An autopsy consultation report submitted in December reveals new findings and casts doubt on the original autopsy findings in the Shelby Comer case.
The Car Chase
As reported in 2017, Shelby Comer was a passenger in a gray Ford Mustang driven by Jackie Wayne Bean on December 23, 2017. At approximately 10:33, on that evening, Grundy County Deputy Michael Holmes attempted to stop the vehicle resulting in a car chase. In the B-Mine Road area (Tracy City), the driver (Bean) spun the Mustang around in the roadway to face Holmes. As Holmes approached the vehicle, the driver reportedly brandished a firearm and pointed it at Holmes. Holmes reportedly fired at the vehicle multiple times and the driver sped off, striking Holmes’ patrol car and the patrol car of another deputy on the scene. Holmes and the other deputy pursued the Mustang, but lost sight of the suspect. The vehicle was later found by another law enforcement officer in a ditch. Comer was found unresponsive in the vehicle and was transported by Emergency Medical Services to a hospital where she was pronounced deceased.
The original autopsy report, performed by the Tennessee Medical Examiner, listed the cause of death as a gunshot wound to the torso and the manner of death as homicide.
The Grand Jury indicted Holmes for voluntary manslaughter in November 2018.
New Findings Offer Alternate Cause of Death
At the request of Holmes’ defense team, a review of the original autopsy was performed by Edward A. Reedy, Ph.D., MD, and Senior State Medical Examiner, Alabama Department of Forensic Science. In the consultation report, filed with the Grundy County Circuit Court on December 4, 2019, Reedy discusses the original autopsy findings and renders an opinion contradictory to the original report.

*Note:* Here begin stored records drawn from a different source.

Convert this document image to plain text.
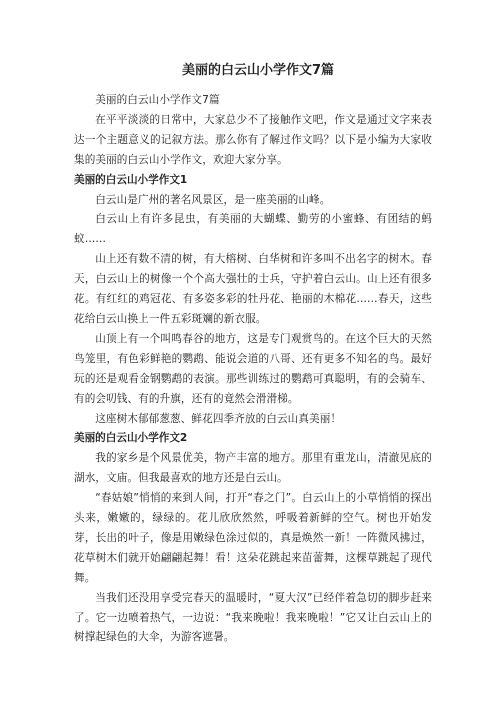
美丽的白云山小学作文7篇

美丽的白云山小学作文7篇

在平平淡淡的日常中，大家总少不了接触作文吧，作文是通过文字来表达一个主题意义的记叙方法。那么你有了解过作文吗？以下是小编为大家收集的美丽的白云山小学作文，欢迎大家分享。

美丽的白云山小学作文1

白云山是广州的著名风景区，是一座美丽的山峰。

白云山上有许多昆虫，有美丽的大蝴蝶、勤劳的小蜜蜂、有团结的蚂蚁……

山上还有数不清的树，有大榕树、白华树和许多叫不出名字的树木。春天，白云山上的树像一个个高大强壮的士兵，守护着白云山。山上还有很多花。有红红的鸡冠花、有多姿多彩的牡丹花、艳丽的木棉花……春天，这些花给白云山换上一件五彩斑斓的新衣服。

山顶上有一个叫鸣春谷的地方，这是专门观赏鸟的。在这个巨大的天然鸟笼里，有色彩鲜艳的鹦鹉、能说会道的八哥、还有更多不知名的鸟。最好玩的还是观看金钢鹦鹉的表演。那些训练过的鹦鹉可真聪明，有的会骑车、有的会叨钱、有的升旗，还有的竟然会滑滑梯。

这座树木郁郁葱葱、鲜花四季齐放的白云山真美丽！

美丽的白云山小学作文2

我的家乡是个风景优美，物产丰富的地方。那里有重龙山，清澈见底的湖水，文庙。但我最喜欢的地方还是白云山。

“春姑娘”悄悄的来到人间，打开“春之门”。白云山上的小草悄悄的探出头来，嫩嫩的，绿绿的。花儿欣欣然然，呼吸着新鲜的空气。树也开始发芽，长出的叶子，像是用嫩绿色涂过似的，真是焕然一新！一阵微风拂过，花草树木们就开始翩翩起舞！看！这朵花跳起来苗蕾舞，这棵草跳起了现代舞。

当我们还没用享受完春天的温暖时，“夏大汉”已经伴着急切的脚步赶来了。它一边喷着热气，一边说：“我来晚啦！我来晚啦！”它又让白云山上的树撑起绿色的大伞，为游客遮暑。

Reedy concludes that Comer’s death was caused by an overdose of methamphetamine, not a gunshot wound as stated in the original autopsy. In the report, Reedy states, “Shelby Leann Comer was deceased due to methamphetamine toxicity before the bullet fired by Deputy Holmes struck her.” He bases his conclusion on several findings, among them:
- The presence of methamphetamine (3400 nanogram per milliliter) in Comer’s system was at a level to induce an overdose. The report states, “The mechanism of toxicity of methamphetamine is cardiac irritability (causing a fatal arrhythmia) and does not leave evidence of its action detectable at autopsy; additional testing is required to detect its presence in bodily fluids.” While there is a wide variability of the level of methamphetamine a person must consume to overdose, Comer’s level of 3400 nanogram per milliliter is “clearly in the reported fatal concentration range.” Other drugs found in Comer’s system included amphetamine and marijuana.
- The lack of blood found in the vehicle contradicts a death by gunshot wound. “Gunshot wounds typically bleed profusely when there is adequate blood pressure to sustain life,” explains Reedy. “In this case, there is no evidence of blood in the interior of the vehicle, which would be present if Ms. Comer had a blood pressure when the gunshot wound was inflicted.”
- Comer’s autopsy revealed a minimal amount of of blood in the chest abdominal cavities. Reedy says that as long as no vital organs are damaged, young, healthy people can tolerate blood loss of one liter. The amount of blood discovered in Comer’s chest and abdominal cavities equaled 550 milliliters and is “well within the tolerable limits of hypovolemia (a decreased volume of circulating blood in the body) in a person 20 years of age.”
Jackie Wayne Bean, the driver of the gray Ford Mustang in which Comer’s body was discovered, was originally charged with attempted 1st degree murder, evading arrest, three counts of reckless endangerment, DUI, and violation of implied consent law in December 2017. The charges resulted from the car chase on December 23, 2017.
In May 2019, Bean struck a plea deal with the District attorney after agreeing to testify on behalf of the state in another case. He pled to reckless endangerment and was released from jail on probation.
Less than one month later, on June 19, 2017, a mid-state manhunt for Bean was launched and the Hamilton County Sheriff’s Office added Bean to their Top 12 Most Wanted List. Bean was wanted for aggravated sexual battery and false imprisonment of a child. On June 21, 2017, he was captured in Franklin County.
Mike Holmes is set to go to trial on February 3 in Comer’s death. The new autopsy report will be presented at the trial by his defense team.